The New York Times said that in 2019 ClearSky reported an effort by the group to hack into an unnamed Israeli defense company’s computers by sending emails in broken Hebrew that appeared to have been written using an online translation tool.
Boaz Dolev, the chief executive and owner of ClearSky, said his company then found North Korean hackers had installed hacking tools on Israeli networks, a sign that the attacks were becoming more sophisticated.
“North Korea’s Lazarus is once again proving high capability and originality in its social engineering and hacking methods,” Dolev said.
Israel’s Defense Ministry on Wednesday said the cyber-attack had been thwarted and no sensitive information was compromised. The ministry said the attempt was caught in real time, and “no harm or disruption was made to their networks.”

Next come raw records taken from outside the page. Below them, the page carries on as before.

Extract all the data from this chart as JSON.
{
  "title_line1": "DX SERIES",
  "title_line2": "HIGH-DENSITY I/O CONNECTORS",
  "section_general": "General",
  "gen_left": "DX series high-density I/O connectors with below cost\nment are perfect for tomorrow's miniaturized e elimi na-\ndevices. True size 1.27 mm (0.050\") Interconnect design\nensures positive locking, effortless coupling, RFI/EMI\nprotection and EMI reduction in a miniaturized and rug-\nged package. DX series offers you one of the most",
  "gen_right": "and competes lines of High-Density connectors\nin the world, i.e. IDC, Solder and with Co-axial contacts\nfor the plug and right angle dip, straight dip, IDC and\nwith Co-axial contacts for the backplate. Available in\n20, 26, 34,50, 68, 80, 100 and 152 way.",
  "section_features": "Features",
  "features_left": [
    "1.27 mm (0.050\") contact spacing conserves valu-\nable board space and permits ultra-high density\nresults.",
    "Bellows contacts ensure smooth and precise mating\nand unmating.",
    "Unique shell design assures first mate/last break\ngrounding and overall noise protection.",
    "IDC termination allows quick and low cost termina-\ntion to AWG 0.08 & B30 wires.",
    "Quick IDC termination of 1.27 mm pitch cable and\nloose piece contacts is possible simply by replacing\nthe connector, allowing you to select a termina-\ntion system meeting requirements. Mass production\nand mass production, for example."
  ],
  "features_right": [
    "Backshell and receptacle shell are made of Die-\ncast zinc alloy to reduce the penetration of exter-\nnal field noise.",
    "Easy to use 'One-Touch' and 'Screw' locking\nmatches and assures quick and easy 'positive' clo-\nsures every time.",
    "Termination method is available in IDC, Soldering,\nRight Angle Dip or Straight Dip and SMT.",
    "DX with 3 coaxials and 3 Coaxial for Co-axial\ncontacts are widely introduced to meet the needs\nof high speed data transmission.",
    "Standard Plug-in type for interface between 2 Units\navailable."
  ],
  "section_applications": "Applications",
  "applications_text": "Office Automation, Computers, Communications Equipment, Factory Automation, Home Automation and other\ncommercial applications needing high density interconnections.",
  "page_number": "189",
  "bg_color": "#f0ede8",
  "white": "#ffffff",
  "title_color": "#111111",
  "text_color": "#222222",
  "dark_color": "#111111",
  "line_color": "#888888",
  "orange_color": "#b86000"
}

It was not immediately clear from the Defense Ministry statement how many officials had been targeted and which defense offices had been targeted.
The Defense Ministry identified the perpetrators only as “an international cyber group called ‘Lazarus,’ an organization that is backed by a foreign country.”
The Lazarus group has been identified elsewhere, including by the US Treasury, as an intelligence outfit of the North Korean regime.
It has been blamed for the 2014 hack on Sony Pictures Entertainment, and the WannaCry ransomware attack in 2017, which affected hundreds of thousands of computers in 150 countries.
Ivan Kwiatkowski, a researcher at Kaspersky, a cybersecurity company, said that in the alleged attack on Israel, Lazarus appears to have been attempting technology theft rather than financial gain.
“This is a very interesting development, because we tend to see Lazarus as an actor focused mostly on funds collection,” he said. “But as any other state-backed actor, its missions are diverse, and I think this is a prime example of other areas of interest the group has.”
The Associated Press contributed to this report.